Milwaukee Journal Sentinel’s bogus argument for TPP labor rights
by Mike Konopacki

It’s no surprise that the pro-business Milwaukee Journal Sentinel would endorse the Trans-Pacific Partnership. But to cloak its support in a bogus affirmation of worker rights is a joke. In its editorial, the MJS blasted former senator Russ Feingold’s denunciation of the TPP, “And the former senator ignores TPP’s strong worker protections that require all countries to meet enforceable rules, including the freedom to form unions and bargain collectively and prohibitions against child labor.”

Then it published a pro-TPP editorial from former Wisconsin governor Jim Doyle. “As former governor of Wisconsin, I fought to protect labor rights, both in and out of office. That’s why I’m supporting this deal — it is an opportunity for an unprecedented expansion of labor rights to parts of the globe that need it most.”

The TPP will NOT expand labor rights to a country that needs it most — the U.S. Nor will it expand labor rights to a state that has nothing but contempt for labor rights — Wisconsin. During his failed run for president Scott Walker called for the elimination of the NLRB and for a nationwide Right-To-Work law. Would the TPP protect U.S. workers from such extremism? No.

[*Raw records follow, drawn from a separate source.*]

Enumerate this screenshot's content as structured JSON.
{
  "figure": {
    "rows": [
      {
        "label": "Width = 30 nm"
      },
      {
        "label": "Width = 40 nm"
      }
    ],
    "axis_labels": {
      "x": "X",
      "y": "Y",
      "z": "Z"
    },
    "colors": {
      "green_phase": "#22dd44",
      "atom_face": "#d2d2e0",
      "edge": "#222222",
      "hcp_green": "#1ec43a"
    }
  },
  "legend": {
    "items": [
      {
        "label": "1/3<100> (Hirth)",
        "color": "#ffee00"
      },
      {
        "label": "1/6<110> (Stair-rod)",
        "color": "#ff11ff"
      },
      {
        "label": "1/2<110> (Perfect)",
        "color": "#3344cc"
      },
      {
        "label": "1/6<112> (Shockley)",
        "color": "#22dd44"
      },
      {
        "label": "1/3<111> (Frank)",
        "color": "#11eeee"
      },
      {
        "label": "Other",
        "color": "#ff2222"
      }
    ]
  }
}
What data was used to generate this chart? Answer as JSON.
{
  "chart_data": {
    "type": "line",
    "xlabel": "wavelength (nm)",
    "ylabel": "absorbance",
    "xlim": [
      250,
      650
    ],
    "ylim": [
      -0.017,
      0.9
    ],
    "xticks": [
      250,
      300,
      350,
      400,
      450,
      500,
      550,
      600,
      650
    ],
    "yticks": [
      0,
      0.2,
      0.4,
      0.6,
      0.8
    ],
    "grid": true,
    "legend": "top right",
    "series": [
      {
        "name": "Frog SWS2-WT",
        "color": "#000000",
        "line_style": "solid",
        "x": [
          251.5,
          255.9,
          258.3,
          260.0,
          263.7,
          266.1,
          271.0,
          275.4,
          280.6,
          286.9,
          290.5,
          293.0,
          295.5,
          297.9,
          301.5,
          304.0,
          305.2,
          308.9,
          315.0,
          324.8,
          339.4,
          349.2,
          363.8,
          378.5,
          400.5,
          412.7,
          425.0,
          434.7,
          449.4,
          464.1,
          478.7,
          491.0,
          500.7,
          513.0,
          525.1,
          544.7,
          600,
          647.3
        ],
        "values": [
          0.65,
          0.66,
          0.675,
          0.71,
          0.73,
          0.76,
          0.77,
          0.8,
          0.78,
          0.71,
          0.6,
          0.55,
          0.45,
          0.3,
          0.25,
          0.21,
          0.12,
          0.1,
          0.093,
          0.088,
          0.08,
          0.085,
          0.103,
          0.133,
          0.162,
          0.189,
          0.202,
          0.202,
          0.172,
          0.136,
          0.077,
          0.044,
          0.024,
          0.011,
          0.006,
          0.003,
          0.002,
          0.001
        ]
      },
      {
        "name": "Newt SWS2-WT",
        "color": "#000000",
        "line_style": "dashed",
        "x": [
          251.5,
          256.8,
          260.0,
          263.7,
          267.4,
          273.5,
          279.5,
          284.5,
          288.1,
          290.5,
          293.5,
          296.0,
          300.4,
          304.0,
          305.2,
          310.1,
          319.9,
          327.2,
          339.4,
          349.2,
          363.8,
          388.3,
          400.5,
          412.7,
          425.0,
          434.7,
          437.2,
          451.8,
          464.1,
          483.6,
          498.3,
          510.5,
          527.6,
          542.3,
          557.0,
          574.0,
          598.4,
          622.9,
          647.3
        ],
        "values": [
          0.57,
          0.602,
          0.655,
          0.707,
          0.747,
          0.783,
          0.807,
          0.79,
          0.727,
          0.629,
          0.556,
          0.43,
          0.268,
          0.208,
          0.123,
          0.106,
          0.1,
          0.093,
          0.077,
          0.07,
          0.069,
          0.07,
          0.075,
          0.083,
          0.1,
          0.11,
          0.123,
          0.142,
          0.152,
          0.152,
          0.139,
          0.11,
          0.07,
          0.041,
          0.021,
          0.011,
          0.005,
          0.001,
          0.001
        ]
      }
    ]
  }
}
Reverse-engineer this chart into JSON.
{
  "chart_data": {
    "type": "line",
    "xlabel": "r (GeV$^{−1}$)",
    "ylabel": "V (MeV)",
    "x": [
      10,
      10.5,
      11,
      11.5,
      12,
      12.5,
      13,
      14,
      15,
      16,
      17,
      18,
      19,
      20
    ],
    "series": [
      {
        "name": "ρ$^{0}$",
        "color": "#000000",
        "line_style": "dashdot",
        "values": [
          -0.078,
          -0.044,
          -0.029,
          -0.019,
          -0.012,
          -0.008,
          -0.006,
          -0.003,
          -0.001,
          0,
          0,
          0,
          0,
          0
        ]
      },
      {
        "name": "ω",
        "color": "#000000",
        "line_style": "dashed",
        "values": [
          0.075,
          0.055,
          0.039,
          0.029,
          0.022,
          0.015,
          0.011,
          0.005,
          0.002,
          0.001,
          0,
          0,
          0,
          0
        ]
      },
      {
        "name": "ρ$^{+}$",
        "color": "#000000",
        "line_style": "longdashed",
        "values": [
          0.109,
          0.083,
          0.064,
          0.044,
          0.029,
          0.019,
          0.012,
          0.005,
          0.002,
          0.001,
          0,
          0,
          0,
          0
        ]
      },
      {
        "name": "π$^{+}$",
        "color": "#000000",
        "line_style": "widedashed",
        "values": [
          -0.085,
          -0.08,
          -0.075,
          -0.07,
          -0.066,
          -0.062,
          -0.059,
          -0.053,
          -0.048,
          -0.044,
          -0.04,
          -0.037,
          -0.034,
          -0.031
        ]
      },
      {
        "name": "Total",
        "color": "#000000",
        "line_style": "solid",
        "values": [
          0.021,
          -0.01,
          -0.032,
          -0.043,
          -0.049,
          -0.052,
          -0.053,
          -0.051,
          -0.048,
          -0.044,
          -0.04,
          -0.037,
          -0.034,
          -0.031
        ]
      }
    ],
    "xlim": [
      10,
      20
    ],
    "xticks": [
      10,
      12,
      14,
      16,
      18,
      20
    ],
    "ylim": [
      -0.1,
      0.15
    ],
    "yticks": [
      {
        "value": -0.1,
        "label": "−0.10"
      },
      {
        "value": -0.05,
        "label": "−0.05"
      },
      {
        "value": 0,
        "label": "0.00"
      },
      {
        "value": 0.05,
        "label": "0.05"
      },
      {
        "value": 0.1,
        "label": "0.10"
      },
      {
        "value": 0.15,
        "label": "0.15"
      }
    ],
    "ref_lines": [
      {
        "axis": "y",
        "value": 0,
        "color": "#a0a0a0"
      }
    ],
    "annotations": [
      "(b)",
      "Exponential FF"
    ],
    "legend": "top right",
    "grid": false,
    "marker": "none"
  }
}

The U.S. has the worst labor rights of any western democracy. According to the International Trade Union Confederation’s 2014 survey of the world’s worst countries for workers, the U.S. rated 4 out of a score of 0-8. “Workers in countries with the rating of 4 have reported systematic violations. The government and/or companies are engaged in serious efforts to crush the collective voice of workers putting fundamental rights under continuous threat.”

While a signatory to the International Labor Organization, the U.S. has refused to ratify two of the Fundamental Conventions of the ILO that guarantee the right to organize and the right to bargain collectively (Conventions 87 and 98.)

Does signing the TPP mean that the U.S. will enforce the labor rights provisions? The AFL-CIO doubts that. “In November 2014, the Government Accountability Office reported that the U.S. government’s enforcement of labor provisions in existing trade agreements is already weak.” In April, 2015 AFL-CIO president Rich Trumka testified before the U.S. Senate that even after the Obama administration crafted changes to the Colombia trade agreement, killing and brutalizing union organizers was not considered interfering with labor rights.

How can the U.S. claim to protect worker rights in its trade agreements when it can’t even protect them in its own country? And how can the Journal Sentinel be taken seriously when it promotes this fiction?